There are two models to consider, both will be created under `/training`

### rule-based, weak supervision via keywords

1. The first model is a _rule-based_ temporary model.
2. Basic pipeline makes use of a tokenizer and SpanRuler to make adjustments to _doc.spans_.
3. The pipeline is applied to segments fetched from the database.
4. The model is built via the `scripts/build.py`.
5. The config of this model can be seen in `/training/{name}_ruler/config.cfg`
6. The purpose of this model is seen in the `weasel run bin` to output a `corpus/train.spacy`.

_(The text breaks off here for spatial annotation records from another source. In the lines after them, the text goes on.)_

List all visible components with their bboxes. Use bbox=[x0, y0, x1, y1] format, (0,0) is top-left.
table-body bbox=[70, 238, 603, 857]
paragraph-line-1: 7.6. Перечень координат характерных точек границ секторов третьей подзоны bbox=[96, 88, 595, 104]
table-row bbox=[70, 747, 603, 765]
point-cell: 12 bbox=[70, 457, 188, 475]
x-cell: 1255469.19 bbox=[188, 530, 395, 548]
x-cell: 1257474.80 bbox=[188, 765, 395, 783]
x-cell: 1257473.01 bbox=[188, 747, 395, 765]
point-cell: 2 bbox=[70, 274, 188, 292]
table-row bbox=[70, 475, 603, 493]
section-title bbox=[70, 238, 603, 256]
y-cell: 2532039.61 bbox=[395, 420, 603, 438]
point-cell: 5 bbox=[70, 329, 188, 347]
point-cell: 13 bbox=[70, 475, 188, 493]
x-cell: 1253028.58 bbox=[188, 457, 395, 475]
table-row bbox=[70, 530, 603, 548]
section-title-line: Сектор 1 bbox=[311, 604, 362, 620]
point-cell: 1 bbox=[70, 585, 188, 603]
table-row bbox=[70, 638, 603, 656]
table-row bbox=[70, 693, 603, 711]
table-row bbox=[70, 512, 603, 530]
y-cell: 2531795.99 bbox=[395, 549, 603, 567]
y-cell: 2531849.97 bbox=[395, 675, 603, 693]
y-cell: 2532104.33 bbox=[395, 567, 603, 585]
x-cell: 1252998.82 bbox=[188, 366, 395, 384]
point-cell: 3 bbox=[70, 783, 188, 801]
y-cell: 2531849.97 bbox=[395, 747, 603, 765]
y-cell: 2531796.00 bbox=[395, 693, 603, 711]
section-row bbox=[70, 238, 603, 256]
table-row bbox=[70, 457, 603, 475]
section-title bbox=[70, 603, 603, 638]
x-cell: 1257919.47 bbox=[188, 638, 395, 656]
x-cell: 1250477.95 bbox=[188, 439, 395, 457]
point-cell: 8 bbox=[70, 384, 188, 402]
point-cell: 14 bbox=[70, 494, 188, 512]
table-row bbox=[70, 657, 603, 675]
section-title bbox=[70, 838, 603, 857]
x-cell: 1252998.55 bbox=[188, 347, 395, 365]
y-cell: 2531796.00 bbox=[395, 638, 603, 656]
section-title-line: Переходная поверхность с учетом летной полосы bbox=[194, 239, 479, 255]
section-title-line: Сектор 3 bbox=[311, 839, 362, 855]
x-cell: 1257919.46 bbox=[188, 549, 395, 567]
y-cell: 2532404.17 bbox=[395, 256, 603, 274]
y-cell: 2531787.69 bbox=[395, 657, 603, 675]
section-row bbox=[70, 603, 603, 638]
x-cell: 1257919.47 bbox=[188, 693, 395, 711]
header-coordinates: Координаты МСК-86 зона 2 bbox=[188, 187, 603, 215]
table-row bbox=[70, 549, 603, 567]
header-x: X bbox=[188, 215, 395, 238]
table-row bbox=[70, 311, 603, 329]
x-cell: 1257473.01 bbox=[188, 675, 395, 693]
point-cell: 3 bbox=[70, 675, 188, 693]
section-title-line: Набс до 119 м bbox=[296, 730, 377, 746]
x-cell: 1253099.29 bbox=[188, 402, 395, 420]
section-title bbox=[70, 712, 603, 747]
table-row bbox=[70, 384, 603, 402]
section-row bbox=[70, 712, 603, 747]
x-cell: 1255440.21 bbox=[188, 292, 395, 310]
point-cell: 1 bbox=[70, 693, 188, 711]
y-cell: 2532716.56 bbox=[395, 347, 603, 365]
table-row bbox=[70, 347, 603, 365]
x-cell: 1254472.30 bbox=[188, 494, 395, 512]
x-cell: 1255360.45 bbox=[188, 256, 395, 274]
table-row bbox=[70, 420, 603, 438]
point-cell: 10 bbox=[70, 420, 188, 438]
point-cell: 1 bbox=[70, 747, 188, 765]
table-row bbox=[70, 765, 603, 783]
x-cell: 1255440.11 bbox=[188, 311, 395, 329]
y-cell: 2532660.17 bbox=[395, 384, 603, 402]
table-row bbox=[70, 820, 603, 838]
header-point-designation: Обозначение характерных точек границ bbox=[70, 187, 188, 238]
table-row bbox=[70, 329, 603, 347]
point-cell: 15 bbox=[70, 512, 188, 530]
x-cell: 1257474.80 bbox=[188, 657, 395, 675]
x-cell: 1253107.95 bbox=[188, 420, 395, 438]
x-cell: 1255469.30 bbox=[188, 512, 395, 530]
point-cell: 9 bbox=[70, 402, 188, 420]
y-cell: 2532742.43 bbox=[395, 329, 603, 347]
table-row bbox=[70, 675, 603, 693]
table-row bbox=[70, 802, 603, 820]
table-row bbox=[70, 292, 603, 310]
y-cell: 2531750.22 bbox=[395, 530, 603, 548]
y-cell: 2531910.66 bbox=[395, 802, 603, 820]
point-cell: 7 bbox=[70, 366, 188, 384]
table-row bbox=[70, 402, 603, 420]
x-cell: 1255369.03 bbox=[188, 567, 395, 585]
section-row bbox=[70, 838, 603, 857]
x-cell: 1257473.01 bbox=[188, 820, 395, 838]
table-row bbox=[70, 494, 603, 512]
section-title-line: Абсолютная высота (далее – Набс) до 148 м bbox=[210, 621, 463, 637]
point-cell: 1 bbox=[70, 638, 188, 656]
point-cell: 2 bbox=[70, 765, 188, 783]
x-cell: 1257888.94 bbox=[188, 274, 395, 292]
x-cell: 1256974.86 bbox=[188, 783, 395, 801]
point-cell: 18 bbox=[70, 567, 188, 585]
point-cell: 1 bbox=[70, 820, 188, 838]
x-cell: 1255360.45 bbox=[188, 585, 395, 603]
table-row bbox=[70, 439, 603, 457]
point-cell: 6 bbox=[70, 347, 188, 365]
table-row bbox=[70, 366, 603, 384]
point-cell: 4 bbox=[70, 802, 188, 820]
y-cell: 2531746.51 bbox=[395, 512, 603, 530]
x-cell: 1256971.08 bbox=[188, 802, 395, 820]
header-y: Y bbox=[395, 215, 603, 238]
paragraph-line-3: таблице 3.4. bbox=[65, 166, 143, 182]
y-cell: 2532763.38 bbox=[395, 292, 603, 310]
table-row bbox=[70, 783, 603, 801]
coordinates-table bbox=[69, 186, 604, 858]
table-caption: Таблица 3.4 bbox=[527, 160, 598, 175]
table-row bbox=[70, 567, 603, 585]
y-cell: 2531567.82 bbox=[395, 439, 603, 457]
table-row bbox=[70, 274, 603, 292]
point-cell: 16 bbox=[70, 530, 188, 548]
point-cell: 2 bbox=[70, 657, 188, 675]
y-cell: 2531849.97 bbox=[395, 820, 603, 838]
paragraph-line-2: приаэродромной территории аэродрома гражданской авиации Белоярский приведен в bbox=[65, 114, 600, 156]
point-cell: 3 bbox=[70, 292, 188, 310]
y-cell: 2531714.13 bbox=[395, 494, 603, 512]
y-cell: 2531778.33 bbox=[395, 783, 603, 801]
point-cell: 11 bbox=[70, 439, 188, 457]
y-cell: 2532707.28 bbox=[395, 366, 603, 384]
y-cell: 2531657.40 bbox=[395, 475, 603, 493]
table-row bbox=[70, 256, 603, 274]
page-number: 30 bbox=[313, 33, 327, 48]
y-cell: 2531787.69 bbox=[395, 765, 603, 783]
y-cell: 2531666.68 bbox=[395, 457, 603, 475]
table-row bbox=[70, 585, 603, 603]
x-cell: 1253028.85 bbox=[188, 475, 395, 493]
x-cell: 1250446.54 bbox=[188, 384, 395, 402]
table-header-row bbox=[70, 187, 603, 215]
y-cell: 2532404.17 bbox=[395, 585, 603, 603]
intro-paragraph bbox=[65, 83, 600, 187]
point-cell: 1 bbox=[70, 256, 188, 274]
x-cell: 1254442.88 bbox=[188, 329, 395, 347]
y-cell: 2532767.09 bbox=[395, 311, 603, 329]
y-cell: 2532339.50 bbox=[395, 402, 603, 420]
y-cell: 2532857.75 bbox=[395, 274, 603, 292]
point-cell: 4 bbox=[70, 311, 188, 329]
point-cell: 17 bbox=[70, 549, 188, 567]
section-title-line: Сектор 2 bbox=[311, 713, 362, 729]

### lexcat, generate model to test on prodigy

1. The second model is the _statistical_ "training" `lexcat`.
2. Utilizes a separate `lexcat_proj/config.cfg` with output `corpus/train.spacy` (from _rule-based_ model).
3. The purpose of this model, found in `training/lexcat/model-best` after `weasel run train`, is to package it for later use.
4. This model becomes a weak supervision model that can be checked by human annotators later.

## Packaged models

Install via filepath, e.g.

```sh
pip install ../lexcat-proj/packages/en_lex_labor_5000-0.0.0/dist/en_lex_labor_5000-0.0.0.tar.gz # poetry add
```

This will enable:

```py
nlp = spacy.load('en_lex_labor_5000')
```

## Gotchas

### weasel

1. See CLI overrides in [weasel, previously spacy projects](https://github.com/explosion/spaCy/issues/8818)
2. Too many warnings so note the `-W ignore` option used in running python command line scripts.
3. Do not name a script/function.py file named `tokenize.py`, this results in `AttributeError: partially initialized module 'inspect' has no attribute 'getmro' (most likely due to a circular import)`
4. Although `project.yml` produces output Markdown formatting, it will not respect full markdown formatting (e.g. headers, tables, enumerations) within `project.yml` fields like description, hence need for this NOTES.md file as a supplement.
5. In creating Language.factories configs, using `Path` as a type results in `Fatal Python error: Segmentation fault`.